It’s not just the UK where charities feel they are being gagged by government through hostility in the media and restrictive legislation such as the ‘Lobbying’ bill.
A new report by the Charities Aid Foundation says that NGOs around the world are being prevented from speaking out by a “wave of polices” from their governments, which are also limiting their freedom to manage their own finances.
The report – Future World Giving: Enabling an Independent Not-For-Profit Sector – warns that “poor legislation” could “jeopardise efforts to promote giving among new generations of middle class people emerging across the world”.
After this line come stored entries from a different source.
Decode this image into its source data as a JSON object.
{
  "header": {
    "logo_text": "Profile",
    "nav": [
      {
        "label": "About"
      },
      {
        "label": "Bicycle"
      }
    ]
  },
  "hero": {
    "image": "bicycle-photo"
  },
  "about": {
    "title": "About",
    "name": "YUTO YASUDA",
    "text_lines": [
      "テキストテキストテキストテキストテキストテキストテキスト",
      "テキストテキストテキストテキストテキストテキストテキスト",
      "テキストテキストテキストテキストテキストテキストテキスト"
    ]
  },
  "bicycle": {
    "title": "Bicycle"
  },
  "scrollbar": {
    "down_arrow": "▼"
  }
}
This world’s middle class is expected to grow by 165 per cent by 2030 – with 70 per cent of this growth outside of the “traditional philanthropic centres” of Europe and the USA. The report says this new middle class has the potential to contribute up to US$550bn a year to charities by 2030, were they to give one per cent of their salaries, the report says.
“We believe that if governments put policies in place which help to enable the growth of independent and sustainable not-for-profit organisations, the results could be transformative, not only for their beneficiaries, but for the health of civil society more widely,” CAF says in the report.
“When not-for-profits are free to pursue the causes that matter to ordinary people, and are able to represent their concerns and aspirations, they can win the support and legitimacy of aspiring middle class donors.”

‘Worrying’ trend to restrict advocacy

However, the report identifies a “worrying trend” whereby governments around the word are restricting voluntary organisations that engage in “legitimate advocacy activities that support their stated charitable mission”.
It says that governments in Algeria, Azerbaijan, Canada, Ecuador, and Indonesia, as well as the UK, have recently introduced or are in the process of introducing restrictive legislation. CAF says these moves “vindicate” governments such as Vietnam and Saudi Arabia, which have had such polices in place for a long time.
It also says some governments have legislated to restrict financial surpluses being carried over into the next financial year, which, rather than reduce the chance of financial mismanagement, actually increases the risk that charities would spend money in an unstrategic manner, the report says.